Imagen de la Plaza de Armas en temporada de cuarentena. Créditos: Agencia Andina.
En un escenario donde el COVID-19 nos ha retenido en casa más tiempo del que desearíamos, todavía quedan algunas personas que se movilizan por la gran ciudad fantasma en la que se ha transformado Lima.
Escribe: Hilda Chan
Sprout House es uno de los negocios que no ha podido dejar de moverse. Emily Peñaloza y Sebastián Nava separan todos los días los productos que hay que entregar: Linaza, quinua, frijol, girasol y germinados. Aun cuando la cuarentena les ha impedido trabajar con normalidad, los clientes no han disminuido. “Son alimentos que fortalecen el sistema inmune que para las dietas de personas con cáncer o niños con autismo son esenciales”.
“Hay seguridad, no hay caos. Mucha más limpieza y organización”. No pareciera que se refiriera a la Lima donde se tardaban de 2 a 3 días en hacer pedidos que ahora se pueden cumplir en un solo día: De 15 a 20 entregas por trayecto.
Una vez entregado el producto, recalcan la pequeña dosis de temor de sus clientes: Se pide que desinfecten las bolsas en las que son traídos. Los clientes deben recibir el producto con guantes y tapabocas o, a veces, envían al conserje para evitar el más mínimo contacto.
¿Cuál es la mayor diferencia con ser un repartidor ahora y haberlo sido hace seis meses? El miedo. Ahora el temor se siente en el aire con ver a alguien que no se cubra el rostro.
Mismo temor con el que responde el Sr. Tomás, un hombre de 65 años que, por problemas económicos, tampoco ha podido dejar de trabajar. Él pertenece a la larga fila de taxistas con salvoconducto para el transporte de enfermos o personal médico. “Da miedo, da mucho miedo. Pero, ¿Con qué se come entonces?”, todas las mañanas se despierta a las 6:00 AM para recoger a los médicos y enfermeras del vecindario: La Residencial Santa Cruz.
“También lo veo como un servicio de agradecimiento, ¿sabe? Si yo no los llevo, mucha gente se muere, creo que en algo contribuyo”. Sin embargo, también conoce los peligros a los que está expuesto: Por su edad, pertenece al grupo de riesgo por el COVID-19, razón por la que no se atreve a quitarse la mascarilla, aun cuando la lleva puesta por más de 2 semanas continúas.
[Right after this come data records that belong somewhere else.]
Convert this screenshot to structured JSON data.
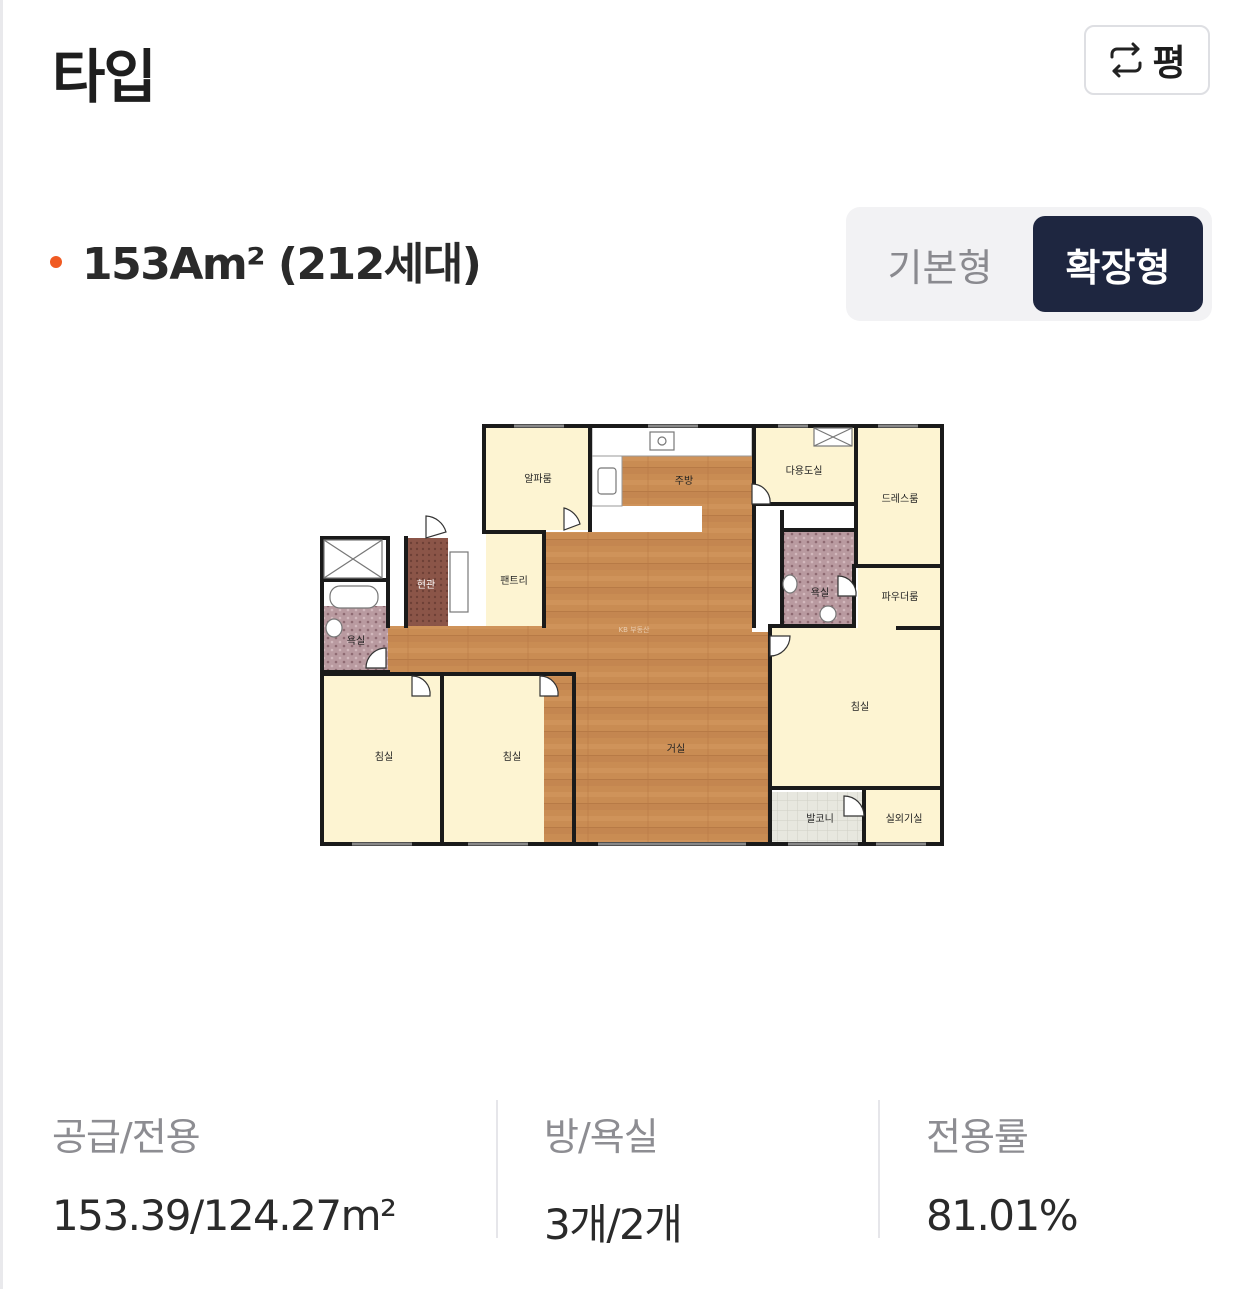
{
  "header": {
    "title": "타입",
    "unit_toggle_label": "평"
  },
  "type": {
    "name": "153Am² (212세대)",
    "dot_color": "#f05a22"
  },
  "variant_tabs": [
    {
      "label": "기본형",
      "active": false
    },
    {
      "label": "확장형",
      "active": true
    }
  ],
  "floor_plan": {
    "rooms": {
      "alpha": "알파룸",
      "kitchen": "주방",
      "utility": "다용도실",
      "dress": "드레스룸",
      "entrance": "현관",
      "pantry": "팬트리",
      "bath_left": "욕실",
      "bath_right": "욕실",
      "powder": "파우더룸",
      "living": "거실",
      "bed1": "침실",
      "bed2": "침실",
      "bed3": "침실",
      "balcony": "발코니",
      "outdoor_unit": "실외기실"
    },
    "watermark": "KB 부동산"
  },
  "stats": [
    {
      "label": "공급/전용",
      "value": "153.39/124.27m²"
    },
    {
      "label": "방/욕실",
      "value": "3개/2개"
    },
    {
      "label": "전용률",
      "value": "81.01%"
    }
  ],
  "colors": {
    "active_tab_bg": "#1e2640",
    "wood": "#c98c53",
    "room_fill": "#fdf4d2",
    "tile": "#b99aa0"
  }
}
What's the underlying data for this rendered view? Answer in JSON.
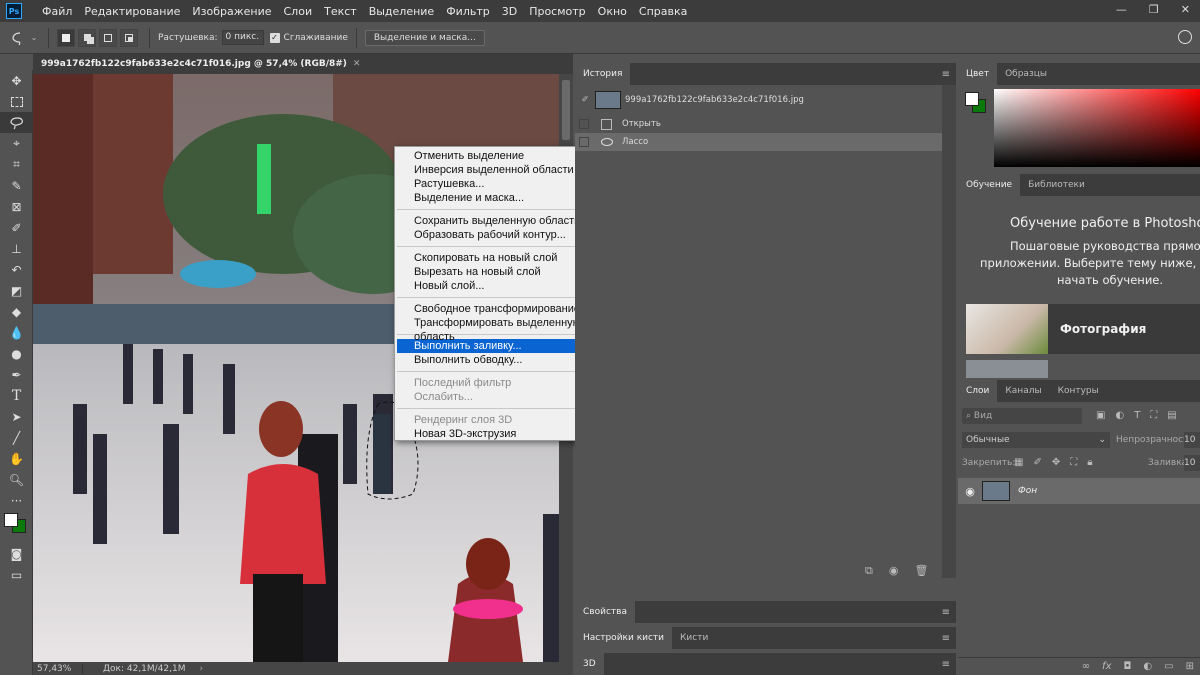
{
  "app": {
    "logo": "Ps"
  },
  "menu": [
    "Файл",
    "Редактирование",
    "Изображение",
    "Слои",
    "Текст",
    "Выделение",
    "Фильтр",
    "3D",
    "Просмотр",
    "Окно",
    "Справка"
  ],
  "window_buttons": [
    "—",
    "❐",
    "✕"
  ],
  "options": {
    "feather_label": "Растушевка:",
    "feather_value": "0 пикс.",
    "antialias_label": "Сглаживание",
    "antialias_checked": true,
    "select_mask_label": "Выделение и маска..."
  },
  "document": {
    "tab_title": "999a1762fb122c9fab633e2c4c71f016.jpg @ 57,4% (RGB/8#)",
    "zoom": "57,43%",
    "doc_info": "Док: 42,1M/42,1M"
  },
  "context_menu": {
    "groups": [
      [
        {
          "label": "Отменить выделение",
          "enabled": true
        },
        {
          "label": "Инверсия выделенной области",
          "enabled": true
        },
        {
          "label": "Растушевка...",
          "enabled": true
        },
        {
          "label": "Выделение и маска...",
          "enabled": true
        }
      ],
      [
        {
          "label": "Сохранить выделенную область...",
          "enabled": true
        },
        {
          "label": "Образовать рабочий контур...",
          "enabled": true
        }
      ],
      [
        {
          "label": "Скопировать на новый слой",
          "enabled": true
        },
        {
          "label": "Вырезать на новый слой",
          "enabled": true
        },
        {
          "label": "Новый слой...",
          "enabled": true
        }
      ],
      [
        {
          "label": "Свободное трансформирование",
          "enabled": true
        },
        {
          "label": "Трансформировать выделенную область",
          "enabled": true
        }
      ],
      [
        {
          "label": "Выполнить заливку...",
          "enabled": true,
          "highlighted": true
        },
        {
          "label": "Выполнить обводку...",
          "enabled": true
        }
      ],
      [
        {
          "label": "Последний фильтр",
          "enabled": false
        },
        {
          "label": "Ослабить...",
          "enabled": false
        }
      ],
      [
        {
          "label": "Рендеринг слоя 3D",
          "enabled": false
        },
        {
          "label": "Новая 3D-экструзия",
          "enabled": true
        }
      ]
    ]
  },
  "history": {
    "tab": "История",
    "snapshot": "999a1762fb122c9fab633e2c4c71f016.jpg",
    "items": [
      "Открыть",
      "Лассо"
    ]
  },
  "color_panel": {
    "tabs": [
      "Цвет",
      "Образцы"
    ],
    "hue_color": "#ff0000"
  },
  "learn_panel": {
    "tabs": [
      "Обучение",
      "Библиотеки"
    ],
    "title": "Обучение работе в Photoshop",
    "desc_lines": [
      "Пошаговые руководства прямо в",
      "приложении. Выберите тему ниже, что",
      "начать обучение."
    ],
    "card_label": "Фотография"
  },
  "bottom_panels": {
    "properties": "Свойства",
    "brush_tabs": [
      "Настройки кисти",
      "Кисти"
    ],
    "three_d": "3D"
  },
  "layers": {
    "tabs": [
      "Слои",
      "Каналы",
      "Контуры"
    ],
    "search_placeholder": "Вид",
    "blend_mode": "Обычные",
    "opacity_label": "Непрозрачность:",
    "opacity_value": "10",
    "lock_label": "Закрепить:",
    "fill_label": "Заливка:",
    "fill_value": "10",
    "layer_name": "Фон"
  },
  "colors": {
    "foreground": "#ffffff",
    "background": "#0b7a0b",
    "highlight": "#0a64d2"
  }
}
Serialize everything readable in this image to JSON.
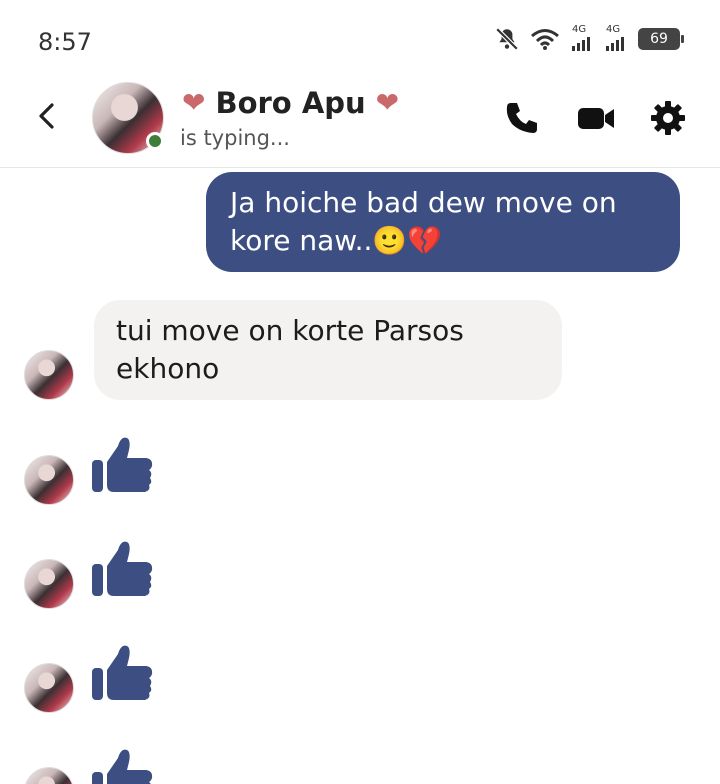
{
  "status_bar": {
    "time": "8:57",
    "network_1": "4G",
    "network_2": "4G",
    "battery": "69",
    "icons": [
      "mute-bell-icon",
      "wifi-icon",
      "signal-icon",
      "signal-icon",
      "battery-icon"
    ]
  },
  "header": {
    "heart_left": "❤",
    "contact_name": "Boro Apu",
    "heart_right": "❤",
    "status": "is typing...",
    "icons": [
      "back-icon",
      "phone-icon",
      "video-icon",
      "gear-icon"
    ]
  },
  "messages": {
    "outgoing_1": "Ja hoiche bad dew move on kore naw..🙂💔",
    "incoming_1": "tui move on korte Parsos ekhono",
    "reactions": [
      "thumbs-up-icon",
      "thumbs-up-icon",
      "thumbs-up-icon",
      "thumbs-up-icon"
    ]
  },
  "colors": {
    "outgoing_bubble": "#3d4e82",
    "incoming_bubble": "#f3f2f0",
    "accent": "#3d4e82",
    "online": "#3f7d3a",
    "heart": "#c9696b"
  }
}
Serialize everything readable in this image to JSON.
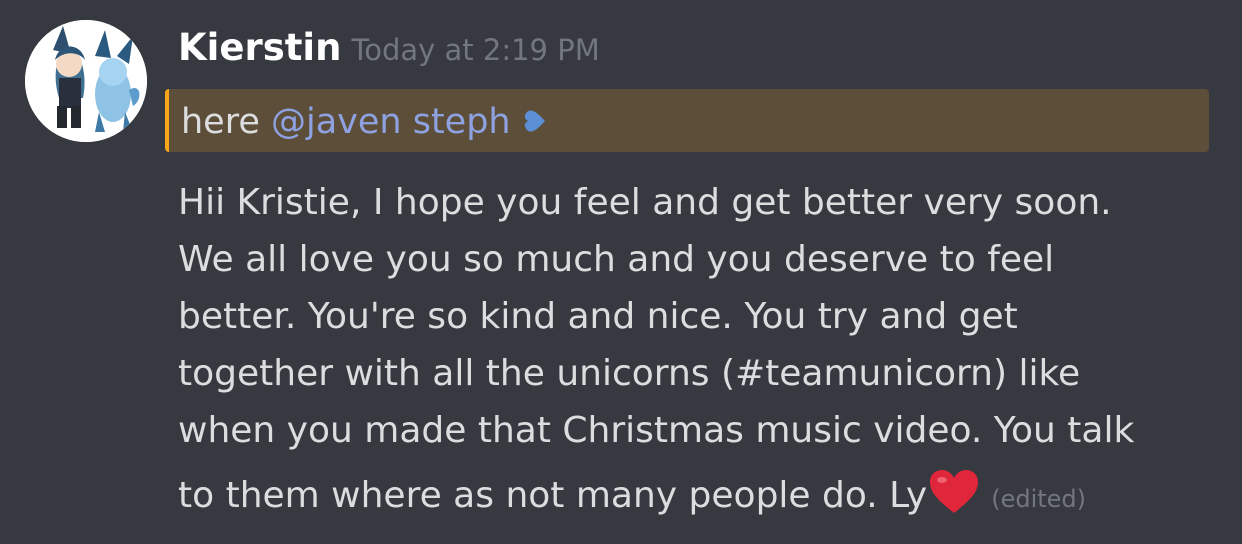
{
  "message": {
    "author": "Kierstin",
    "timestamp": "Today at 2:19 PM",
    "mention_prefix": "here ",
    "mention": "@javen steph",
    "lines": [
      "Hii Kristie, I hope you feel and get better very soon.",
      "We all love you so much and you deserve to feel",
      "better. You're so kind and nice. You try and get",
      "together with all the unicorns (#teamunicorn) like",
      "when you made that Christmas music video. You talk",
      "to them where as not many people do. Ly"
    ],
    "edited_label": "(edited)"
  },
  "colors": {
    "background": "#36393f",
    "mention_highlight": "#5c4e38",
    "mention_bar": "#faa61a",
    "mention_text": "#8ea1e1",
    "heart": "#e0263a"
  },
  "icons": {
    "mention_heart": "blue-heart-icon",
    "line_end_heart": "red-heart-icon",
    "avatar": "avatar-image"
  }
}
No manifiesta tener problemas, le agradan las calles vacías y el sentimiento de seguridad que se eleva por las calles. Mas no puede aguantar la inquietante soledad que lo rodea cuando maneja: “Yo soy conversador, pregunto la hora, el clima, la política. Ahora no te responden”.
Al llegar a casa es cuidadoso. Carga en la guantera un frasco con lejía y agua con la que rocía todo el coche, le han contado que así puede eliminarse el virus. Evita tocarse la cara y deja los zapatos en el umbral de su departamento.
¿Qué ha cambiado ahora?, le pregunto. “Uno se siente más solo”.
Uno pensaría que ese problema solo queda en la ciudadanía, pero no.
José Maldonado es un policía de la Molina con una jornada establecida de 6 horas por día, pero que, por el tiempo de la pandemia, se ha visto obligado a servir más horas: “Es agotador el trabajo. Cada día se duplica y somos los más expuestos al contagio”.
Un esfuerzo que no ha pasado desapercibido, por la motivación diaria que reciben de la ciudadanía a las 8:00 PM todos los días: “¿Si los he oído? ¿Quién no? Nos motiva ese reconocimiento (los aplausos), saber que la población piensa en nosotros y que estamos trabajando por el bien de todos. Claro, con algunas incomprensiones”.
Y aun siendo un personal de seguridad pública, cuenta que no todo es perfecto. El sistema de medidas de seguridad que les han brindado es sumamente básico.
Sin embargo, lo más triste no es su exposición al contagio, es su nostalgia por ver a su familia y la preocupación latente de enfermarlos: “Si tuviera que decirte que ha cambiado, te diría que ha sido la familia. Ahora uno la valora mucho más, mucho más”.